Cars have come a long way. They've become a totally integrated part of society -- an indispensable means of transportation, a status symbol and a customizable product available in every size, shape and colour from an endless selection of brand name manufacturers. The same cannot be said for the strategies being used to market them, which have not evolved to match the innovation of automakers and the individual needs of each new generation.
To put it simply, cars have changed dramatically over the last century, but marketers are still doing the same old thing: using the 'one colour approach' in an attempt to draw in an audience whose wants and needs differ vastly from their predecessors.

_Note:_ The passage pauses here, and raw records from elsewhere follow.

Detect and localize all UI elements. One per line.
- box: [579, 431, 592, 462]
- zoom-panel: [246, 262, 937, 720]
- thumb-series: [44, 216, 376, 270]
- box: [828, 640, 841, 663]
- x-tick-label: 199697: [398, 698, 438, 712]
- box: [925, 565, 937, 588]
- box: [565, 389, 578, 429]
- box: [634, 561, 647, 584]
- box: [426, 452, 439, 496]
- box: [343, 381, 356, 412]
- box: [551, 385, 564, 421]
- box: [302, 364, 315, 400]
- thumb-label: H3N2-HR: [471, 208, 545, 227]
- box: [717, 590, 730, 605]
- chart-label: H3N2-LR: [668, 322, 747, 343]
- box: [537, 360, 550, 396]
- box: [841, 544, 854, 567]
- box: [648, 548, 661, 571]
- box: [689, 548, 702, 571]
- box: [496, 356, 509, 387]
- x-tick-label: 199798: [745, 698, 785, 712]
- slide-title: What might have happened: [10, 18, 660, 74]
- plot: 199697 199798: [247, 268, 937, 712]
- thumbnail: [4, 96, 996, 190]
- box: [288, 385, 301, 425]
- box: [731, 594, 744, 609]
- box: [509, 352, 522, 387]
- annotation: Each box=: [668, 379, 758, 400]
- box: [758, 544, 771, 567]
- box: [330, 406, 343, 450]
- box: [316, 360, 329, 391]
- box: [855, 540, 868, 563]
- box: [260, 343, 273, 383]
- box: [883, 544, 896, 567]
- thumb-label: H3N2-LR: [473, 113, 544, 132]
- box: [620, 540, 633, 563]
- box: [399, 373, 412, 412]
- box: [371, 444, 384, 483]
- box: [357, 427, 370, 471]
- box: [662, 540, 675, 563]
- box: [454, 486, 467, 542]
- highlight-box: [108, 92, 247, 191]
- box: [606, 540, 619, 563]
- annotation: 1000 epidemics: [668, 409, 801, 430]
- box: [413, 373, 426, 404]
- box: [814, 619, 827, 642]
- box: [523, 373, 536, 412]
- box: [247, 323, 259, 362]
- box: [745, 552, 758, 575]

The impersonal, advertisement-heavy system for marketing vehicles is archaic. It may have been effective when the automobile was first introduced to the marketplace, and it may have even continued to work for the Baby Boomer generation. But it's important to recognize that there's a new customer on the horizon and the old way of marketing has little to no effect on them, except to turn them off of a brand. This new customer is the Millennial, 20 and 30-somethings, often students, who are looking for a brand that can earn their trust and respect in a clean-cut, genuine manner.
It's time to start marketing in more than one colour.
Innovation, honest campaigns and gestures that signal commitment to the customer as an individual: these are the things that will grab the attention of the Millennial generation. They have no interest in watching, reading or listening to traditional marketing channels, and frankly they don't put much stock in them either.
Millennials are much more inclined to commit to brands that demonstrate an interest in their interests, whether it be balancing finances to pay for school, taking care of the environment or giving back to the community.
Many Millennials are still uncommitted when it comes to brand loyalty in the auto industry, but marketers have yet to use this as an opportunity to increase sales. We're in the middle of open season with this fresh generation, but no one seems to be taking advantage of it.
What you need to know (and act on) is that while Millennials are cautious and price conscious when it comes to big purchases, they are also flexible and eager to discover brands that resonate with them. In a recent yconic survey, Millennials noted their willingness to switch vehicle brands for their next purchase, as well as a keen interest in buying new, over used vehicles, if an incentive were provided. This is an opportunity for marketers to capture the long-term loyalty of Millennials by developing incentives that they actually find appealing.
Don't be deceived, we're not talking about the flashy rebates or price slashing incentives that worked on their parents. Think outside the box and move away from traditional sales tactics. Donate proceeds from their next purchase to the charity of their choice, provide a scholarship that will go towards their education, help them pay for their first year of insurance - the options are endless, all you have to do is pick a colour. Find out what matters to your customer and do something about it. Use your marketing budget to show you care about what your customers care about and you won't need to pay for billboards and commercials to get Millennials into your dealership.
Start today. Soon, Millennials will be making life-long loyalty-altering decisions about automobile brands that have served them well, while discounting those who have neglected to cater to their needs. Millennials need you to demonstrate your appreciation for their generation's individuality, not just make empty promises through their televisions. To once again quote the man who kicked the automotive industry into gear: "You can't build a reputation on what you are going to do." Ford knew something that seems to have been forgotten today -- you can try to sell people on your brand all you want, but unless you prove to them that you can follow through, it won't make a lick of difference. And this is the key to capturing the attention of the Millennial market.